It’s Cymdeithas, not the Welsh Culture Commitee that’s a disgrace to democracy!
It would appear that despite Ukip having 6 democratically elected representatives in the Welsh Assembly, not everyone is prepared to accept their right to sit on committees and ask questions.
The Welsh language society Cymdeithas Yr Iaith was invited to provide evidence to the Welsh Assembly’s Culture, Welsh Language and Communications committee. Shortly before the meeting however, Cymdeithas issued an email to the chair of the committee, Plaid Cymru AM Bethan Jenkins, stating their opposition to Ukip and their refusal to take questions from Ukip Wales committee member Neil Hamilton as well as aiming to “highlight the party’s prejudicial attitudes”.

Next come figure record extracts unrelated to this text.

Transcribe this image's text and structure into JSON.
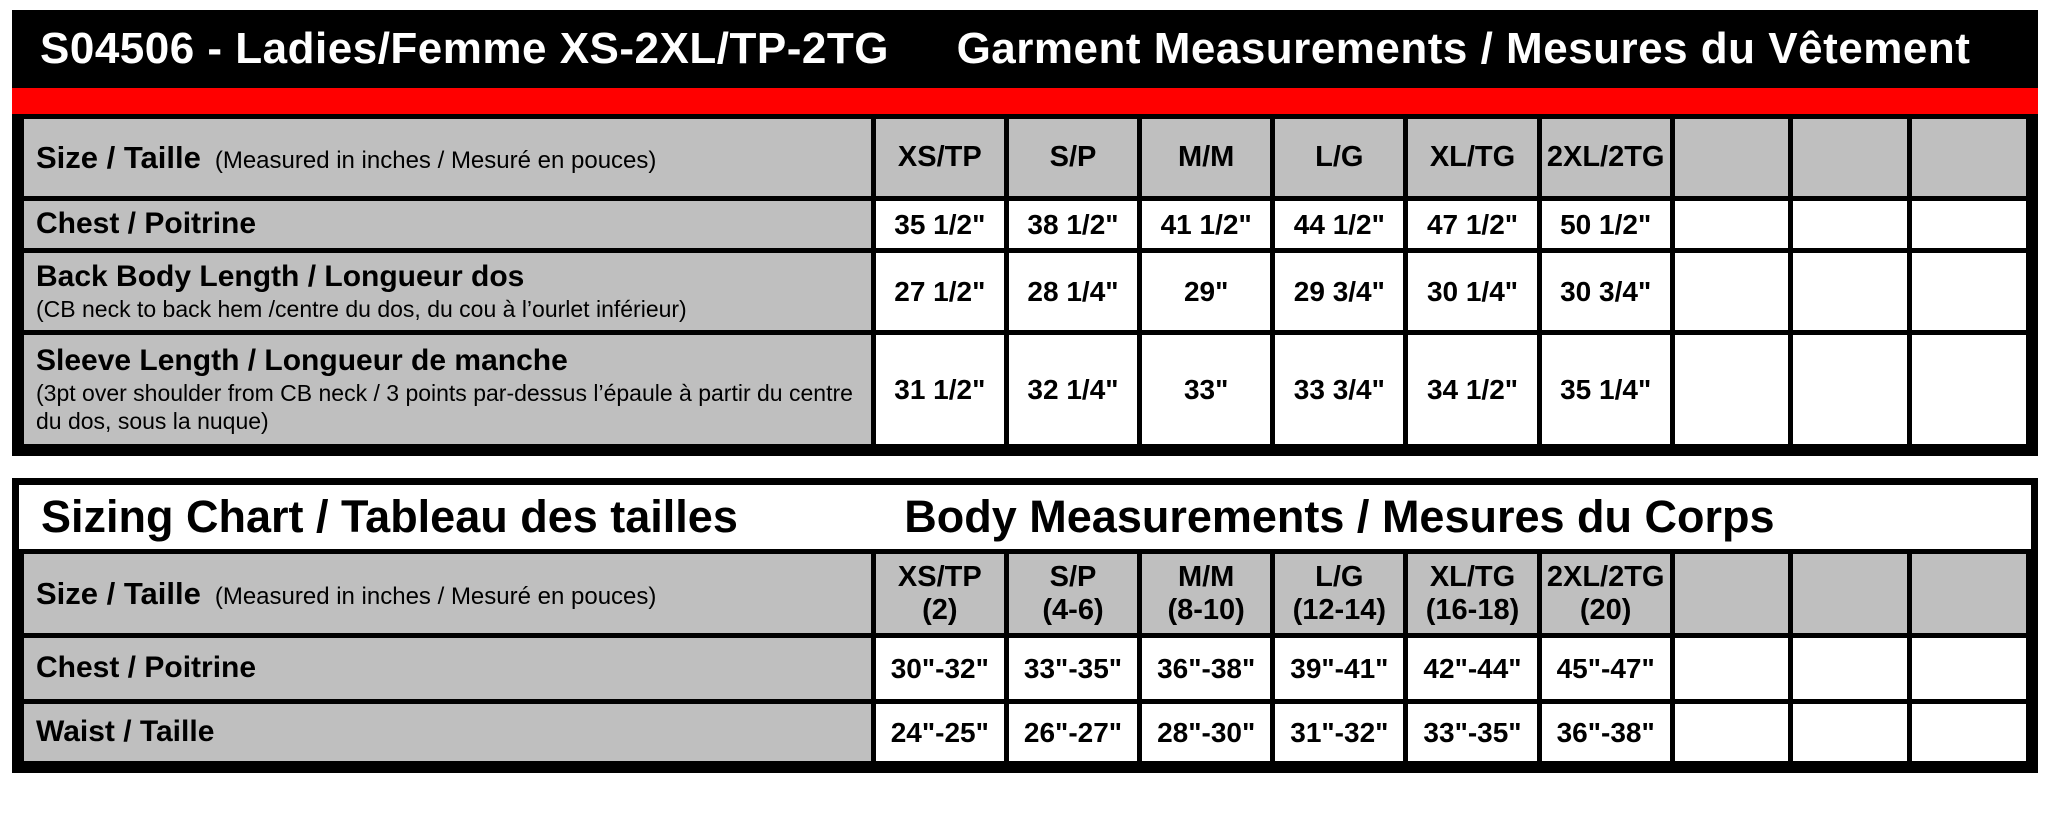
{
  "colors": {
    "accent_red": "#FF0000",
    "header_black": "#000000",
    "cell_gray": "#BFBFBF"
  },
  "garment_table": {
    "title_left": "S04506 - Ladies/Femme XS-2XL/TP-2TG",
    "title_right": "Garment Measurements / Mesures du Vêtement",
    "size_header": {
      "label": "Size / Taille",
      "note": "(Measured in inches / Mesuré en pouces)"
    },
    "columns": [
      "XS/TP",
      "S/P",
      "M/M",
      "L/G",
      "XL/TG",
      "2XL/2TG"
    ],
    "rows": [
      {
        "label": "Chest / Poitrine",
        "note": "",
        "values": [
          "35 1/2\"",
          "38 1/2\"",
          "41 1/2\"",
          "44 1/2\"",
          "47 1/2\"",
          "50 1/2\""
        ]
      },
      {
        "label": "Back Body Length / Longueur dos",
        "note": "(CB neck to back hem /centre du dos, du cou à l’ourlet inférieur)",
        "values": [
          "27 1/2\"",
          "28 1/4\"",
          "29\"",
          "29 3/4\"",
          "30 1/4\"",
          "30 3/4\""
        ]
      },
      {
        "label": "Sleeve Length / Longueur de manche",
        "note": "(3pt over shoulder from CB neck / 3 points par-dessus l’épaule à partir du centre du dos, sous la nuque)",
        "values": [
          "31 1/2\"",
          "32 1/4\"",
          "33\"",
          "33 3/4\"",
          "34 1/2\"",
          "35 1/4\""
        ]
      }
    ]
  },
  "sizing_table": {
    "title_left": "Sizing Chart / Tableau des tailles",
    "title_right": "Body Measurements / Mesures du Corps",
    "size_header": {
      "label": "Size / Taille",
      "note": "(Measured in inches / Mesuré en pouces)"
    },
    "columns": [
      {
        "name": "XS/TP",
        "range": "(2)"
      },
      {
        "name": "S/P",
        "range": "(4-6)"
      },
      {
        "name": "M/M",
        "range": "(8-10)"
      },
      {
        "name": "L/G",
        "range": "(12-14)"
      },
      {
        "name": "XL/TG",
        "range": "(16-18)"
      },
      {
        "name": "2XL/2TG",
        "range": "(20)"
      }
    ],
    "rows": [
      {
        "label": "Chest / Poitrine",
        "values": [
          "30\"-32\"",
          "33\"-35\"",
          "36\"-38\"",
          "39\"-41\"",
          "42\"-44\"",
          "45\"-47\""
        ]
      },
      {
        "label": "Waist / Taille",
        "values": [
          "24\"-25\"",
          "26\"-27\"",
          "28\"-30\"",
          "31\"-32\"",
          "33\"-35\"",
          "36\"-38\""
        ]
      }
    ]
  }
}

The committee in question responded fantastically well, by withdrawing the groups invitation, probably on grounds that elected representatives should not and will not be dictated to by unelected pressure groups. In a blog post on Cymdeithas’ website, the groups chairman, Heledd Gwyndaf said (this has been translated from Welsh, so might not be 100% accurate):
The undemocratic decision on behalf of the National Assembly was very disappointing and a tragic reflection on the state of our times.
The National Assembly exists to facilitate an open and fair discussion. But not only will Committee members embrace prejudiced UKIP with open arms, they want to prevent a platform for us, arguing in favour of the rights of other minorities and Welsh people.
Throughout the last Assembly, we’ve been working together with all parties in the Assembly, although, at times, we have had a difference opinion on several issues with several of them.
However, as an organization we have agreed that we will not cooperate with UKIP, on the basis of prejudice.
This sorry tale is one that should anger not just the more than 12% of Welsh people who decided to elect 7 Ukip Wales Assembly Members but all those who believe that democratically elected politicians, of all shades, should be granted the same rights and courtesies. It should further annoy those who believe that issues of national importance within committees should be conducted on a cross-party basis, avoiding the partisan politics that often comes with debates in the chamber.
The organisation in question, Cymdeithas, needs to take a step down from its high horse, accept that it cannot dictate to elected representatives what it will and will not do and then object when their presence is no longer wanted. The unanimous decision by the committee is something to be admired and my view is that Cymdeithas will regret this foolish and petulant decision. They should also The only sympathy I have on this issue is with Neil Hamilton, a Welshman and fluent Welsh speaker himself, who should not be subjected to this kind of low-level attack.
There are plenty of Welsh language groups who would have been thrilled with the opportunity to put forward their vision for increasing the use of the Welsh language across the country. Maybe in future the committee should decide to select alternative groups that will respect the democratic decisions of the Welsh people whom they apparently care about so much.
In a statement to BBC Wales, Neil Hamilton told the group to ‘grow up’. If there was one piece of advice that Cymdeithas should take, it’s this.